Wir setzten auf Sensibilisierung. Lehrkräfte sind oft Koryphäen an ihrem Instrument, aber haben keine pädagogische Ausbildung. Wir brauchen Weiterbildung für dieses spezielle Nähe-Distanz-Verhältnis in der musikalischen Lehre. Und wir müssen bei Studierenden die Hemmschwelle abbauen, sich gegen Machtmissbrauch zu wehren, und Stellen schaffen, wo ihnen im geschützten Raum zugehört wird und sie mehrsprachig zu ihren Rechten aufgeklärt werden. Außerdem brauchen wir regelmäßige und unabhängige Evaluationen von Lehrveranstaltungen, damit sichtbar wird, wenn es Probleme gibt. Oft ist es Lehrpersonen freigestellt, ihren Einzelunterricht bewerten zu lassen. So ändert sich nichts.

Heißt das, die Lehre muss sich grundsätzlich ändern?

Jein. Machtstrukturen per se sind nicht das Problem, sondern deren Missbrauch. Was wir durchsetzen wollen, ist eine klare Benennung des Machtgefälles zum Schutz Studierender und Konsequenzen für Täter_innen. Das stärkt auch die Machtposition guter Lehre.

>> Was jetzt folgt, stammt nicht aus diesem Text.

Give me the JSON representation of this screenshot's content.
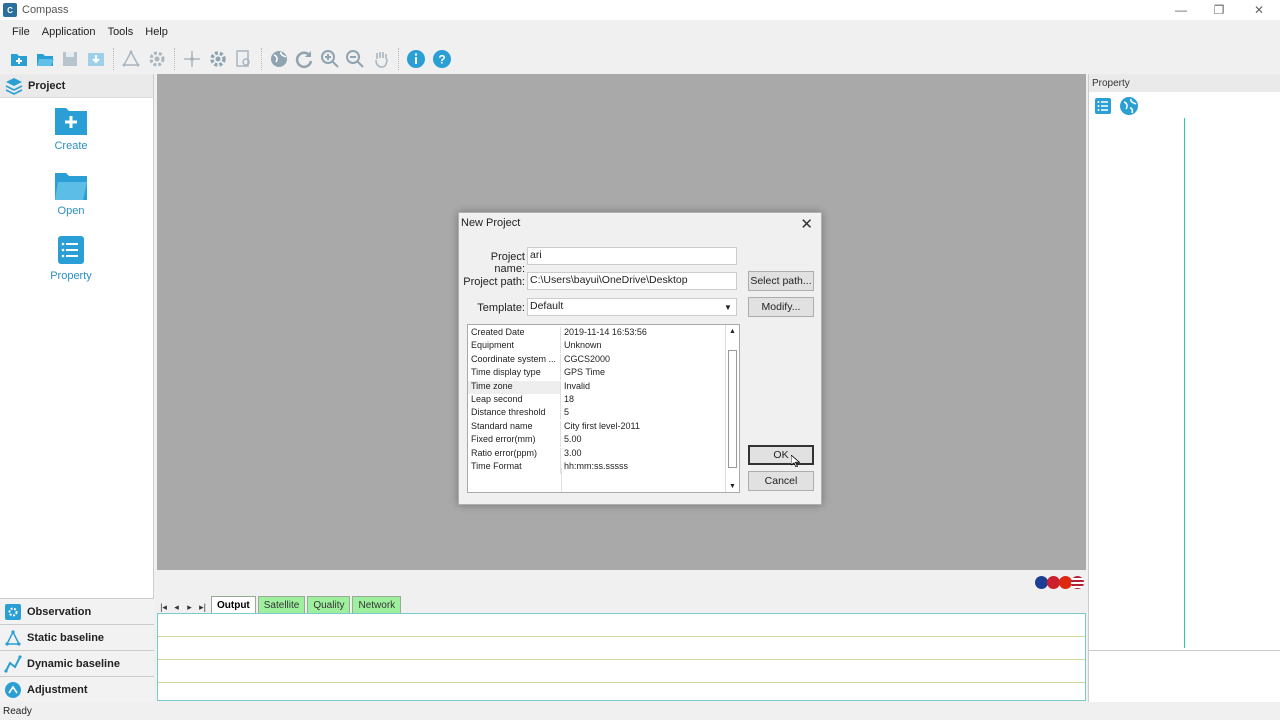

Die Graubereiche dürfen nicht unbenannt bleiben – denn genau da sind Täter_innen geschützt und Machtmissbrauch passiert unbemerkt.

* Name geändert

Hinweis: Die Initiative macht die Umfrageergebnisse aus Sorge vor juristischen Komplikationen wegen den darin teils formulierten Vorwürfen gegenüber Dozierenden nicht öffentlich zugänglich. Wir haben uns die Auswertung der Ergebnisse angesehen.